Calculate an average face from multiple images using the machine learning library dlib and the computer vision toolkit OpenCV. For this example, we'll use images of Bavarian politicians. These instructions and the some of the code build on Satya Mallick's excellent introduction to computer vision: Learn OpenCV.
I put together a list of all members of the Bavarian parliament, which I scraped from their website. The dataset contains unique IDs which we'll use to download the image of each politician.
Here the first five entries from data/politicians.csv
:
id,forename,name,title,party,gender
555500000394,Klaus,Adelt,,SPD,M
555500002811,Ilse,Aigner,,CSU,W
555500000369,Hubert,Aiwanger,,Freie Wähler,M
555500000366,Horst,Arnold,,SPD,M
555500000341,Inge,Aures,Dipl.-Ingenieurin (FH); M.A.,SPD,W
Python 2 is required for running the scripts, though it might work with Python 3 as well. OpenCV Python uses pre-compiled OpenCV binary and can be installed using the Python package manager pip. Make sure to remove previous or other versions of OpenCV, to avoid conflicts.
Dlib, which we'll use for landmark extraction, requires CMake to build:
$ brew install cmake
I've tested the scripts on a Mac running High Sierra (10.13). Linux users might need to change a few commands (like apt-get install
) to set up their system and get the code to run.

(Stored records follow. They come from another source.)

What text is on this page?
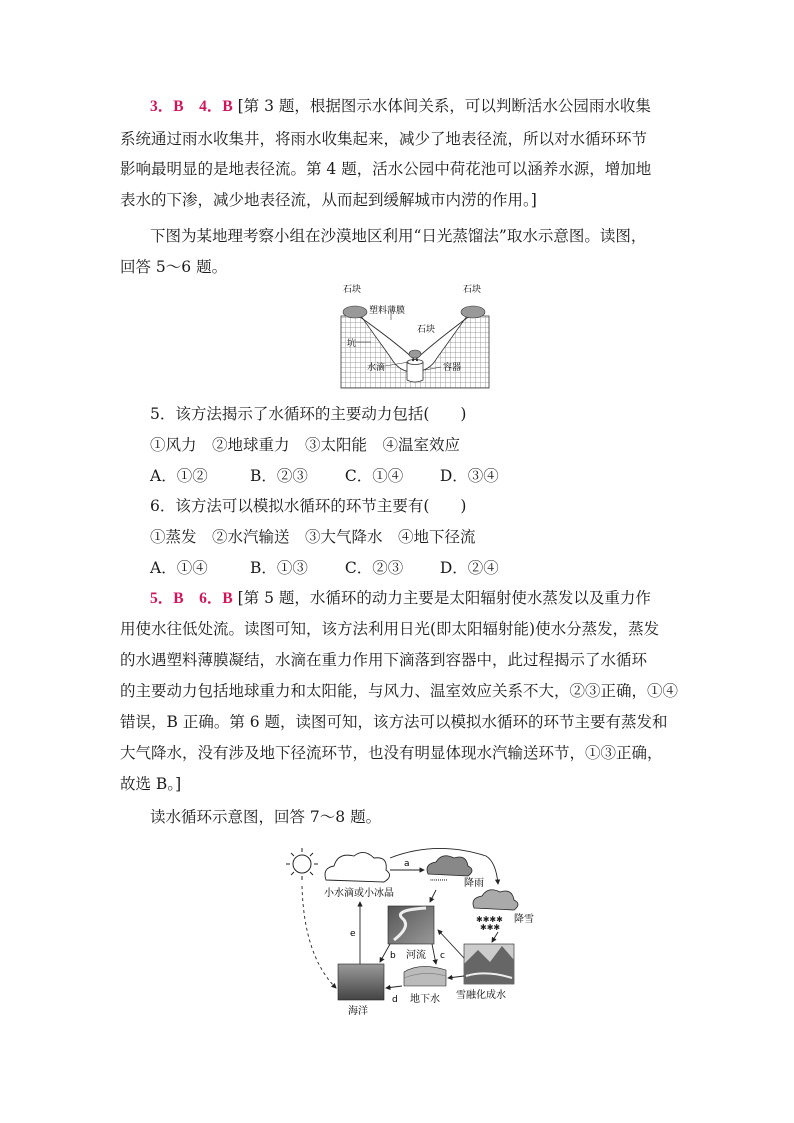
3．B　4．B [第 3 题，根据图示水体间关系，可以判断活水公园雨水收集
系统通过雨水收集井，将雨水收集起来，减少了地表径流，所以对水循环环节
影响最明显的是地表径流。第 4 题，活水公园中荷花池可以涵养水源，增加地
表水的下渗，减少地表径流，从而起到缓解城市内涝的作用。]
下图为某地理考察小组在沙漠地区利用“日光蒸馏法”取水示意图。读图，
回答 5～6 题。
石块	石块
塑料薄膜
石块
坑
水滴	容器
5．该方法揭示了水循环的主要动力包括(　　)
①风力　②地球重力　③太阳能　④温室效应
A．①②	B．②③ C．①④ D．③④
6．该方法可以模拟水循环的环节主要有(　　)
①蒸发　②水汽输送　③大气降水　④地下径流
A．①④	B．①③ C．②③ D．②④
5．B　6．B [第 5 题，水循环的动力主要是太阳辐射使水蒸发以及重力作
用使水往低处流。读图可知，该方法利用日光(即太阳辐射能)使水分蒸发，蒸发
的水遇塑料薄膜凝结，水滴在重力作用下滴落到容器中，此过程揭示了水循环
的主要动力包括地球重力和太阳能，与风力、温室效应关系不大，②③正确，①④
错误，B 正确。第 6 题，读图可知，该方法可以模拟水循环的环节主要有蒸发和
大气降水，没有涉及地下径流环节，也没有明显体现水汽输送环节，①③正确，
故选 B。]
读水循环示意图，回答 7～8 题。
小水滴或小冰晶
''''''''' 降雨
✱✱✱✱
✱✱✱
降雪
a
河流
e
海洋
b
地下水
c
d	雪融化成水
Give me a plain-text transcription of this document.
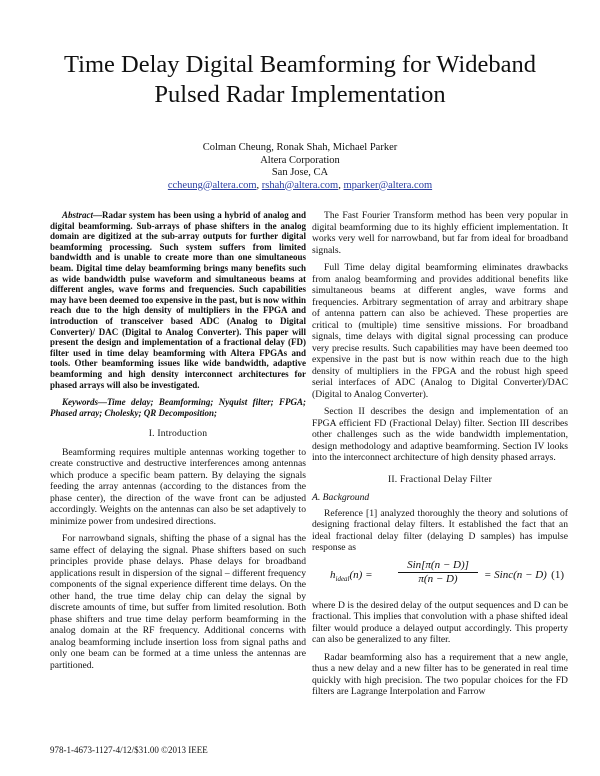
Time Delay Digital Beamforming for Wideband Pulsed Radar Implementation
Colman Cheung, Ronak Shah, Michael Parker
Altera Corporation
San Jose, CA
ccheung@altera.com, rshah@altera.com, mparker@altera.com

Abstract—Radar system has been using a hybrid of analog and digital beamforming. Sub-arrays of phase shifters in the analog domain are digitized at the sub-array outputs for further digital beamforming processing. Such system suffers from limited bandwidth and is unable to create more than one simultaneous beam. Digital time delay beamforming brings many benefits such as wide bandwidth pulse waveform and simultaneous beams at different angles, wave forms and frequencies. Such capabilities may have been deemed too expensive in the past, but is now within reach due to the high density of multipliers in the FPGA and introduction of transceiver based ADC (Analog to Digital Converter)/ DAC (Digital to Analog Converter). This paper will present the design and implementation of a fractional delay (FD) filter used in time delay beamforming with Altera FPGAs and tools. Other beamforming issues like wide bandwidth, adaptive beamforming and high density interconnect architectures for phased arrays will also be investigated.

Keywords—Time delay; Beamforming; Nyquist filter; FPGA; Phased array; Cholesky; QR Decomposition;

I. Introduction

Beamforming requires multiple antennas working together to create constructive and destructive interferences among antennas which produce a specific beam pattern. By delaying the signals feeding the array antennas (according to the distances from the phase center), the direction of the wave front can be adjusted accordingly. Weights on the antennas can also be set adaptively to minimize power from undesired directions.

For narrowband signals, shifting the phase of a signal has the same effect of delaying the signal. Phase shifters based on such principles provide phase delays. Phase delays for broadband applications result in dispersion of the signal – different frequency components of the signal experience different time delays. On the other hand, the true time delay chip can delay the signal by discrete amounts of time, but suffer from limited resolution. Both phase shifters and true time delay perform beamforming in the analog domain at the RF frequency. Additional concerns with analog beamforming include insertion loss from signal paths and only one beam can be formed at a time unless the antennas are partitioned.

The Fast Fourier Transform method has been very popular in digital beamforming due to its highly efficient implementation. It works very well for narrowband, but far from ideal for broadband signals.

Full Time delay digital beamforming eliminates drawbacks from analog beamforming and provides additional benefits like simultaneous beams at different angles, wave forms and frequencies. Arbitrary segmentation of array and arbitrary shape of antenna pattern can also be achieved. These properties are critical to (multiple) time sensitive missions. For broadband signals, time delays with digital signal processing can produce very precise results. Such capabilities may have been deemed too expensive in the past but is now within reach due to the high density of multipliers in the FPGA and the robust high speed serial interfaces of ADC (Analog to Digital Converter)/DAC (Digital to Analog Converter).

Section II describes the design and implementation of an FPGA efficient FD (Fractional Delay) filter. Section III describes other challenges such as the wide bandwidth implementation, design methodology and adaptive beamforming. Section IV looks into the interconnect architecture of high density phased arrays.

II. Fractional Delay Filter
A. Background

Reference [1] analyzed thoroughly the theory and solutions of designing fractional delay filters. It established the fact that an ideal fractional delay filter (delaying D samples) has impulse response as

$h_{ideal}(n)$ =
Sin[π(n − D)]
π(n − D)	= Sinc(n − D) (1)

where D is the desired delay of the output sequences and D can be fractional. This implies that convolution with a phase shifted ideal filter would produce a delayed output accordingly. This property can also be generalized to any filter.

Radar beamforming also has a requirement that a new angle, thus a new delay and a new filter has to be generated in real time quickly with high precision. The two popular choices for the FD filters are Lagrange Interpolation and Farrow

978-1-4673-1127-4/12/$31.00 ©2013 IEEE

To avoid Python dependency trouble, we'll use the Python virtual environment wrapper virtualenv.
Update your Python package manager:
pip install --upgrade pip
Create a new virtual environment:
$ virtualenv venv
Activate the virtual environment:
$ source venv/bin/activate
Check if the Python virtual environment is set up correctly:
$ which python
/Users/your-username/Development/venv/env/bin/python
Install dependencies:
$ pip install -r requirements.txt
If you already have your own set of images, you can skip this step.
Run the script proving a path to where the images should be downloaded. If the folder does not exist, it will be created for your convenience:
$ python download.py ./images
To download the images needed for averaging, the script stitches together an image URL using the base URL and the ID of each politician from the CSV file data/politicians.csv
.
"https://www.bayern.landtag.de/images/politicians/" + "555500000394" + ".jpg"

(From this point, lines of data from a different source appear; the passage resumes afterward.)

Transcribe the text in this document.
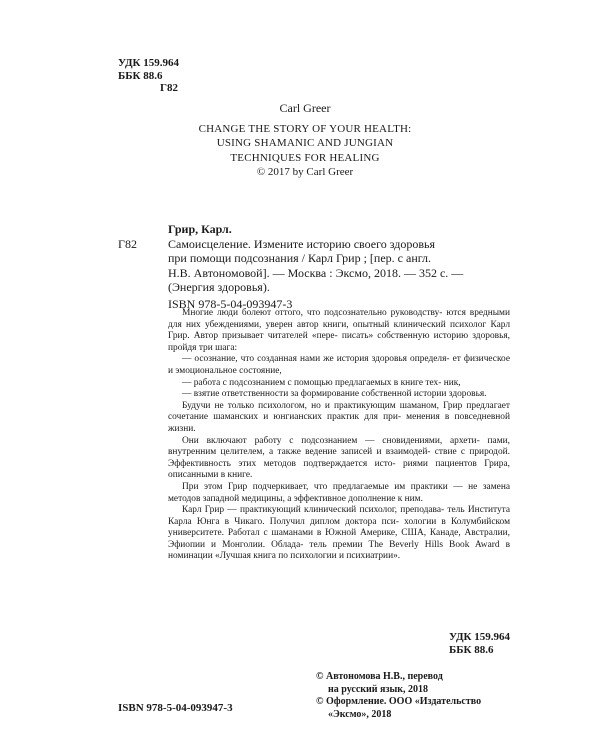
УДК 159.964
ББК 88.6
Г82
Carl Greer
CHANGE THE STORY OF YOUR HEALTH:
USING SHAMANIC AND JUNGIAN
TECHNIQUES FOR HEALING
© 2017 by Carl Greer
Грир, Карл.
Г82	Самоисцеление. Измените историю своего здоровья
при помощи подсознания / Карл Грир ; [пер. с англ.
Н.В. Автономовой]. — Москва : Эксмо, 2018. — 352 с. —
(Энергия здоровья).
ISBN 978-5-04-093947-3

Многие люди болеют оттого, что подсознательно руководству- ются вредными для них убеждениями, уверен автор книги, опытный клинический психолог Карл Грир. Автор призывает читателей «пере- писать» собственную историю здоровья, пройдя три шага:

— осознание, что созданная нами же история здоровья определя- ет физическое и эмоциональное состояние,

— работа с подсознанием с помощью предлагаемых в книге тех- ник,

— взятие ответственности за формирование собственной истории здоровья.

Будучи не только психологом, но и практикующим шаманом, Грир предлагает сочетание шаманских и юнгианских практик для при- менения в повседневной жизни.

Они включают работу с подсознанием — сновидениями, архети- пами, внутренним целителем, а также ведение записей и взаимодей- ствие с природой. Эффективность этих методов подтверждается исто- риями пациентов Грира, описанными в книге.

При этом Грир подчеркивает, что предлагаемые им практики — не замена методов западной медицины, а эффективное дополнение к ним.

Карл Грир — практикующий клинический психолог, преподава- тель Института Карла Юнга в Чикаго. Получил диплом доктора пси- хологии в Колумбийском университете. Работал с шаманами в Южной Америке, США, Канаде, Австралии, Эфиопии и Монголии. Облада- тель премии The Beverly Hills Book Award в номинации «Лучшая книга по психологии и психиатрии».

УДК 159.964
ББК 88.6
© Автономова Н.В., перевод
на русский язык, 2018
© Оформление. ООО «Издательство
«Эксмо», 2018
ISBN 978-5-04-093947-3
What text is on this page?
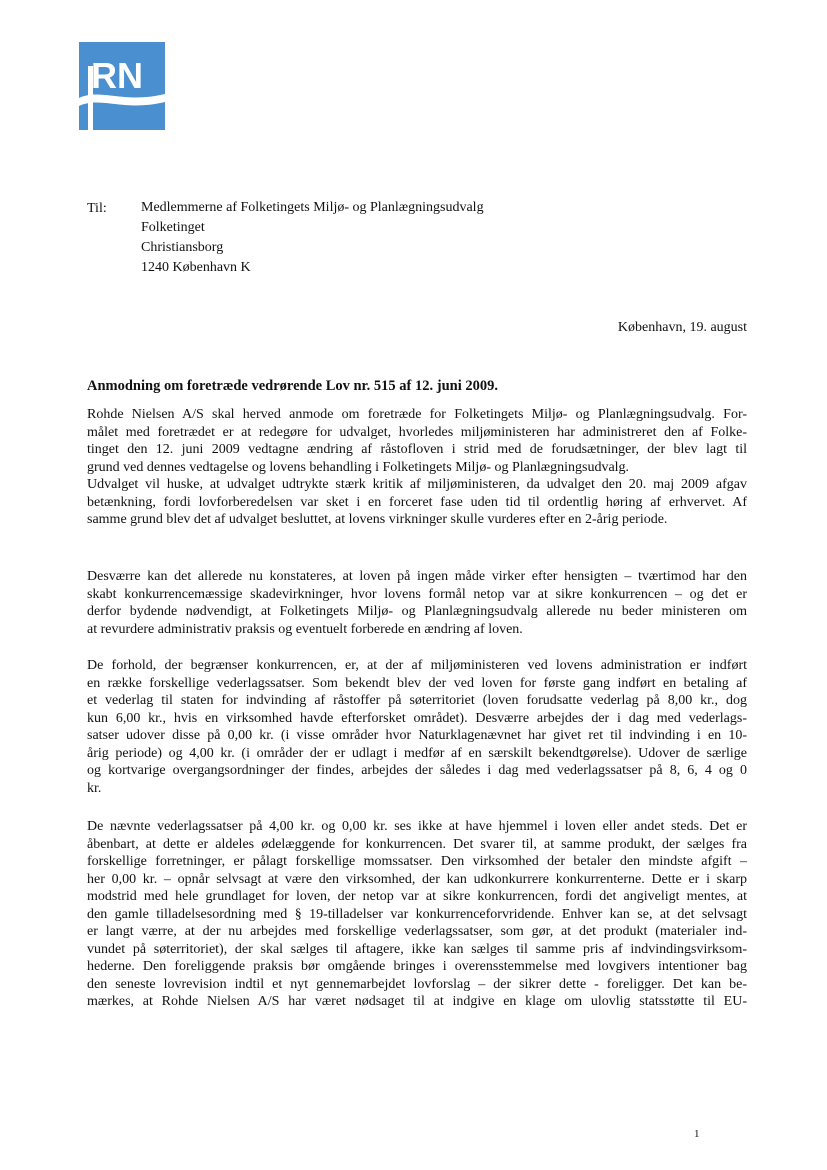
RN
Til: Medlemmerne af Folketingets Miljø- og Planlægningsudvalg
Folketinget
Christiansborg
1240 København K
København, 19. august
Anmodning om foretræde vedrørende Lov nr. 515 af 12. juni 2009.
Rohde Nielsen A/S skal herved anmode om foretræde for Folketingets Miljø- og Planlægningsudvalg. For-
målet med foretrædet er at redegøre for udvalget, hvorledes miljøministeren har administreret den af Folke-
tinget den 12. juni 2009 vedtagne ændring af råstofloven i strid med de forudsætninger, der blev lagt til
grund ved dennes vedtagelse og lovens behandling i Folketingets Miljø- og Planlægningsudvalg.
Udvalget vil huske, at udvalget udtrykte stærk kritik af miljøministeren, da udvalget den 20. maj 2009 afgav
betænkning, fordi lovforberedelsen var sket i en forceret fase uden tid til ordentlig høring af erhvervet. Af
samme grund blev det af udvalget besluttet, at lovens virkninger skulle vurderes efter en 2-årig periode.
Desværre kan det allerede nu konstateres, at loven på ingen måde virker efter hensigten – tværtimod har den
skabt konkurrencemæssige skadevirkninger, hvor lovens formål netop var at sikre konkurrencen – og det er
derfor bydende nødvendigt, at Folketingets Miljø- og Planlægningsudvalg allerede nu beder ministeren om
at revurdere administrativ praksis og eventuelt forberede en ændring af loven.
De forhold, der begrænser konkurrencen, er, at der af miljøministeren ved lovens administration er indført
en række forskellige vederlagssatser. Som bekendt blev der ved loven for første gang indført en betaling af
et vederlag til staten for indvinding af råstoffer på søterritoriet (loven forudsatte vederlag på 8,00 kr., dog
kun 6,00 kr., hvis en virksomhed havde efterforsket området). Desværre arbejdes der i dag med vederlags-
satser udover disse på 0,00 kr. (i visse områder hvor Naturklagenævnet har givet ret til indvinding i en 10-
årig periode) og 4,00 kr. (i områder der er udlagt i medfør af en særskilt bekendtgørelse). Udover de særlige
og kortvarige overgangsordninger der findes, arbejdes der således i dag med vederlagssatser på 8, 6, 4 og 0
kr.
De nævnte vederlagssatser på 4,00 kr. og 0,00 kr. ses ikke at have hjemmel i loven eller andet steds. Det er
åbenbart, at dette er aldeles ødelæggende for konkurrencen. Det svarer til, at samme produkt, der sælges fra
forskellige forretninger, er pålagt forskellige momssatser. Den virksomhed der betaler den mindste afgift –
her 0,00 kr. – opnår selvsagt at være den virksomhed, der kan udkonkurrere konkurrenterne. Dette er i skarp
modstrid med hele grundlaget for loven, der netop var at sikre konkurrencen, fordi det angiveligt mentes, at
den gamle tilladelsesordning med § 19-tilladelser var konkurrenceforvridende. Enhver kan se, at det selvsagt
er langt værre, at der nu arbejdes med forskellige vederlagssatser, som gør, at det produkt (materialer ind-
vundet på søterritoriet), der skal sælges til aftagere, ikke kan sælges til samme pris af indvindingsvirksom-
hederne. Den foreliggende praksis bør omgående bringes i overensstemmelse med lovgivers intentioner bag
den seneste lovrevision indtil et nyt gennemarbejdet lovforslag – der sikrer dette - foreligger. Det kan be-
mærkes, at Rohde Nielsen A/S har været nødsaget til at indgive en klage om ulovlig statsstøtte til EU-
1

The script tries to find human faces in an image and extract 68 landmarks. These are points on the face such as the corners of the mouth, along the eyebrows, on the eyes, and so forth. We'll need this landmarks to map the different faces onto each other.
The script needs a pre-trained model for predicting these features, which is available for download (~ 60 MB):
$ wget http://dlib.net/files/shape_predictor_68_face_landmarks.dat.bz2
Unzip the shape predictor (~ 95 MB):
$ bzip2 -dk shape_predictor_68_face_landmarks.dat.bz2
$ python extract.py shape_predictor_68_face_landmarks.dat ./images
The extracted landmarks will be saved as list of xy coordinates in the same folder as the images, using a ".txt" extension.

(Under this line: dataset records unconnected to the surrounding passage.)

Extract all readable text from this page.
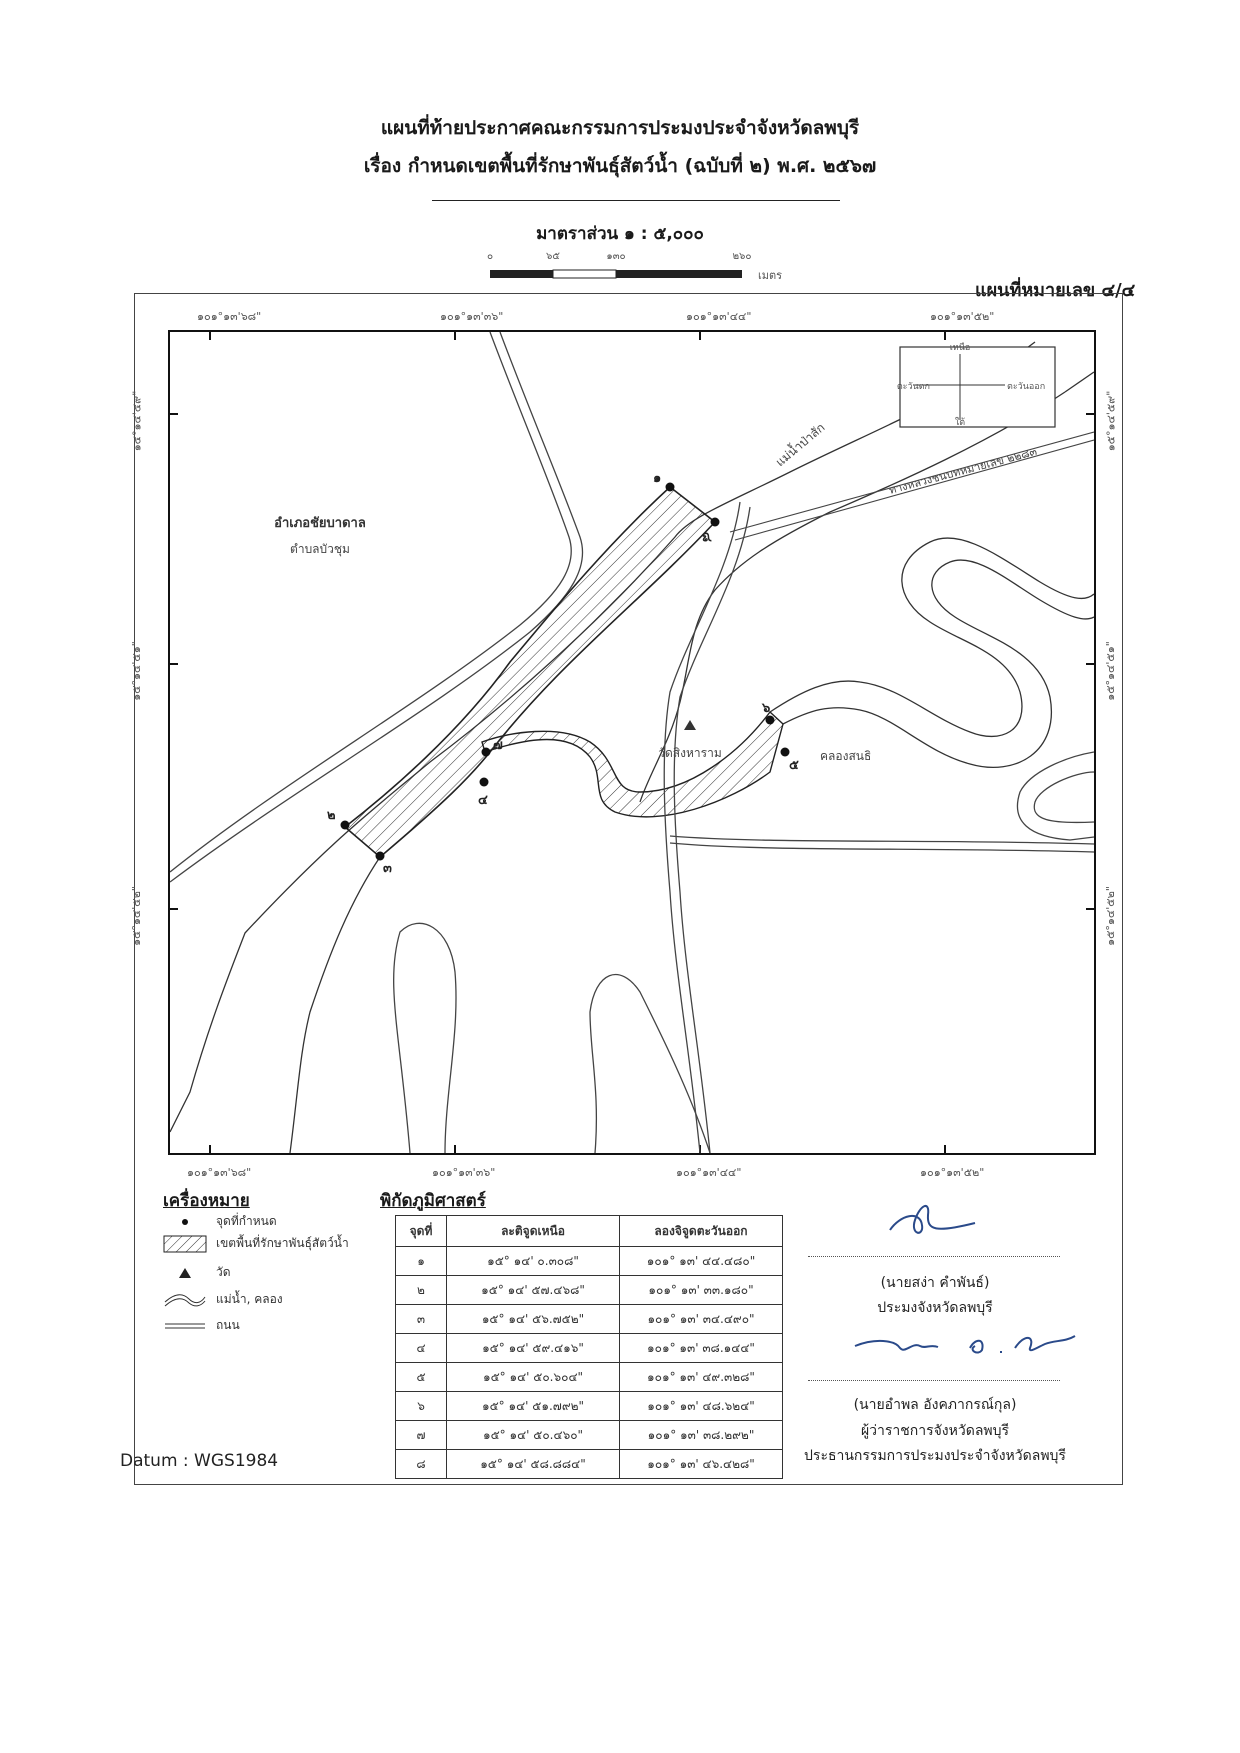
แผนที่ท้ายประกาศคณะกรรมการประมงประจำจังหวัดลพบุรี
เรื่อง กำหนดเขตพื้นที่รักษาพันธุ์สัตว์น้ำ (ฉบับที่ ๒) พ.ศ. ๒๕๖๗
มาตราส่วน ๑ : ๕,๐๐๐
๐	๖๕	๑๓๐	๒๖๐
เมตร
แผนที่หมายเลข ๔/๔
๑๐๑°๑๓'๖๘"	๑๐๑°๑๓'๓๖"	๑๐๑°๑๓'๔๔"	๑๐๑°๑๓'๕๒"
๑๐๑°๑๓'๖๘"	๑๐๑°๑๓'๓๖"	๑๐๑°๑๓'๔๔"	๑๐๑°๑๓'๕๒"
๑๕°๑๔'๕๙"
๑๕°๑๔'๕๑"
๑๕°๑๔'๕๒"
๑๕°๑๔'๕๙"
๑๕°๑๔'๕๑"
๑๕°๑๔'๕๒"
เหนือ
ตะวันตก	ตะวันออก
ใต้
อำเภอชัยบาดาล
ตำบลบัวชุม
แม่น้ำป่าสัก
ทางหลวงชนบทหมายเลข ๒๒๘๓
คลองสนธิ
วัดสิงหาราม
๑
๒
๓
๔
๕
๖
๗
๘
เครื่องหมาย
จุดที่กำหนด
เขตพื้นที่รักษาพันธุ์สัตว์น้ำ
วัด
แม่น้ำ, คลอง
ถนน
พิกัดภูมิศาสตร์
จุดที่	ละติจูดเหนือ	ลองจิจูดตะวันออก
๑	๑๕° ๑๔' ๐.๓๐๘"	๑๐๑° ๑๓' ๔๔.๔๘๐"
๒	๑๕° ๑๔' ๕๗.๔๖๘"	๑๐๑° ๑๓' ๓๓.๑๘๐"
๓	๑๕° ๑๔' ๕๖.๗๕๒"	๑๐๑° ๑๓' ๓๔.๔๙๐"
๔	๑๕° ๑๔' ๕๙.๔๑๖"	๑๐๑° ๑๓' ๓๘.๑๔๔"
๕	๑๕° ๑๔' ๕๐.๖๐๔"	๑๐๑° ๑๓' ๔๙.๓๒๘"
๖	๑๕° ๑๔' ๕๑.๗๙๒"	๑๐๑° ๑๓' ๔๘.๖๒๔"
๗	๑๕° ๑๔' ๕๐.๔๖๐"	๑๐๑° ๑๓' ๓๘.๒๙๒"
๘	๑๕° ๑๔' ๕๘.๘๘๔"	๑๐๑° ๑๓' ๔๖.๔๒๘"
Datum : WGS1984
(นายสง่า คำพันธ์)
ประมงจังหวัดลพบุรี
(นายอำพล อังคภากรณ์กุล)
ผู้ว่าราชการจังหวัดลพบุรี
ประธานกรรมการประมงประจำจังหวัดลพบุรี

See the references for more info about facial landmark recognition.
Bring the images to the same size and roughly align the images using the position of the eyes. Other features of the face might be misaligned. Therefore, we'll use a bounding box to triangulate the landmark points (Delaunay Triangulation). These triangles can then be warped to match the other triangles, so the faces line up neatly. Finally the images will be blended together by applying some transparency.
To run the script, provide the path to your image folder. The folder should contain both images (.jpg) and landmarks (.txt). Optionally, you can specify the desired output size for the output image (width, height):
$ python average.py ./images 170 240
If need a detailed explanation on how this works, head over to Learn OpenCV.
Papers on which feature extraction methods used in dlib are based:
- C. Sagonas, E. Antonakos, G, Tzimiropoulos, S. Zafeiriou, M. Pantic. 300 faces In-the-wild challenge: Database and results. Image and Vision Computing (IMAVIS), Special Issue on Facial Landmark Localisation "In-The-Wild". 2016.
- C. Sagonas, G. Tzimiropoulos, S. Zafeiriou, M. Pantic. A semi-automatic methodology for facial landmark annotation. Proceedings of IEEE Int’l Conf. Computer Vision and Pattern Recognition (CVPR-W), 5th Workshop on Analysis and Modeling of Faces and Gestures (AMFG 2013). Oregon, USA, June 2013.
- C. Sagonas, G. Tzimiropoulos, S. Zafeiriou, M. Pantic. 300 Faces in-the-Wild Challenge: The first facial landmark localization Challenge. Proceedings of IEEE Int’l Conf. on Computer Vision (ICCV-W), 300 Faces in-the-Wild Challenge (300-W). Sydney, Australia, December 2013.